I like attending developer conferences. Developer-focused conferences bring a huge breadth of thought and concepts, an intoxicating buffet of technology and learning that widen my knowledge beyond my current job's focus. Alas, technology-focused conferences have not brought the revolution in conference prices that technology has accomplished in other areas. That is, tech conferences remain very expensive. Including airfare and hotel accommodations, you could spend thousands of dollars for a single conference. I have been fortunate to have my employer pay for me to attend some developer conferences, but wouldn't it be nice if such conferences were cheaper in general?
This brings me to RIM's BlackBerry DevCon developer conferences. True, the conference itself is not unusual: lots of technical content plus parties, concerts and a price tag of a few hundred dollars. What I find interesting is what comes after the conference: the DevCon On-Demand website that lets you access the keynote and practically all conference session content. You get the transcript, streaming video/slides, streaming audio (synchronized with video and transcript) and source code. DevCon On-Demand is available not just to conference attendees but also to the entire public. Last year, RIM charged a mere $20 for a year's access to the US conference content. This year, they are charging … nothing.

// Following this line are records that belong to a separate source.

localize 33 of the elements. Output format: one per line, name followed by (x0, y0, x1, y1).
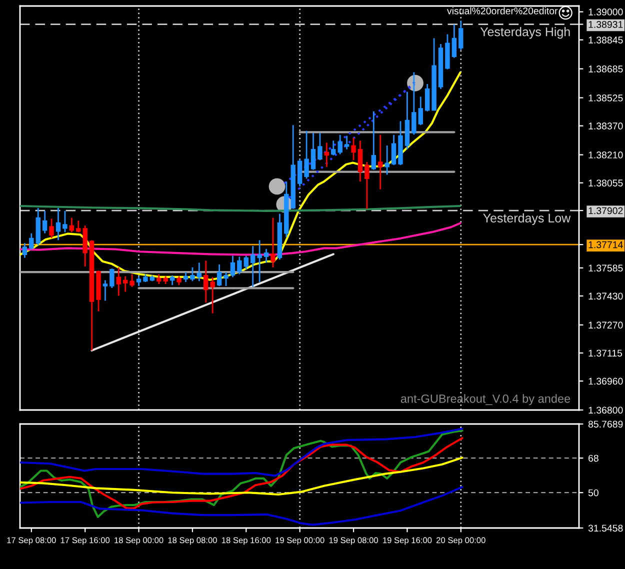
x-tick-label: 19 Sep 08:00 (329, 537, 378, 545)
y-tick-label: 1.38210 (588, 152, 623, 158)
y-tick-label: 1.38370 (588, 122, 623, 130)
y-tick-label: 1.38931 (588, 21, 623, 28)
y-tick-label: 1.37270 (588, 322, 623, 329)
annotation: visual%20order%20editor (447, 7, 558, 14)
ref-line-label: Yesterdays High (480, 27, 570, 39)
x-tick-label: 17 Sep 16:00 (60, 537, 110, 545)
y-tick-label: 50 (588, 489, 598, 496)
y-tick-label: 1.36800 (588, 406, 623, 414)
y-tick-label: 1.36960 (588, 378, 623, 385)
x-tick-label: 19 Sep 16:00 (383, 537, 432, 545)
annotation: ant-GUBreakout_V.0.4 by andee (400, 394, 570, 406)
x-tick-label: 18 Sep 08:00 (168, 537, 217, 545)
ref-line-label: Yesterdays Low (483, 213, 571, 225)
x-tick-label: 17 Sep 08:00 (7, 537, 56, 545)
y-tick-label: 1.38055 (588, 180, 623, 186)
y-tick-label: 1.38525 (588, 94, 623, 102)
y-tick-label: 1.37902 (588, 207, 623, 214)
y-tick-label: 1.38845 (588, 36, 623, 44)
y-tick-label: 31.5458 (588, 524, 623, 532)
y-tick-label: 1.37430 (588, 292, 623, 300)
y-tick-label: 1.37115 (588, 350, 622, 357)
y-tick-label: 1.39000 (588, 8, 623, 16)
x-tick-label: 19 Sep 00:00 (276, 537, 324, 545)
y-tick-label: 85.7689 (588, 420, 623, 428)
y-tick-label: 68 (588, 454, 598, 462)
y-tick-label: 1.37714 (588, 241, 623, 248)
y-tick-label: 1.38685 (588, 66, 623, 72)
y-tick-label: 1.37585 (588, 264, 623, 272)
x-tick-label: 20 Sep 00:00 (436, 537, 486, 545)
x-tick-label: 18 Sep 16:00 (222, 537, 271, 545)
x-tick-label: 18 Sep 00:00 (114, 537, 164, 545)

BlackBerry development is a hobby for me, so I could never justify the cost -- airfare, hotel, registration and vacation time -- to attend something like DevCon. DevCon On-Demand is a great way for me to access the big ticket technical content without the big ticket cost. True, for some people the networking opportunities justify the cost of the real thing. But for geeks like me where the technical content is the primary draw, this is a great deal. Wouldn't it be great if other tech conferences followed this model?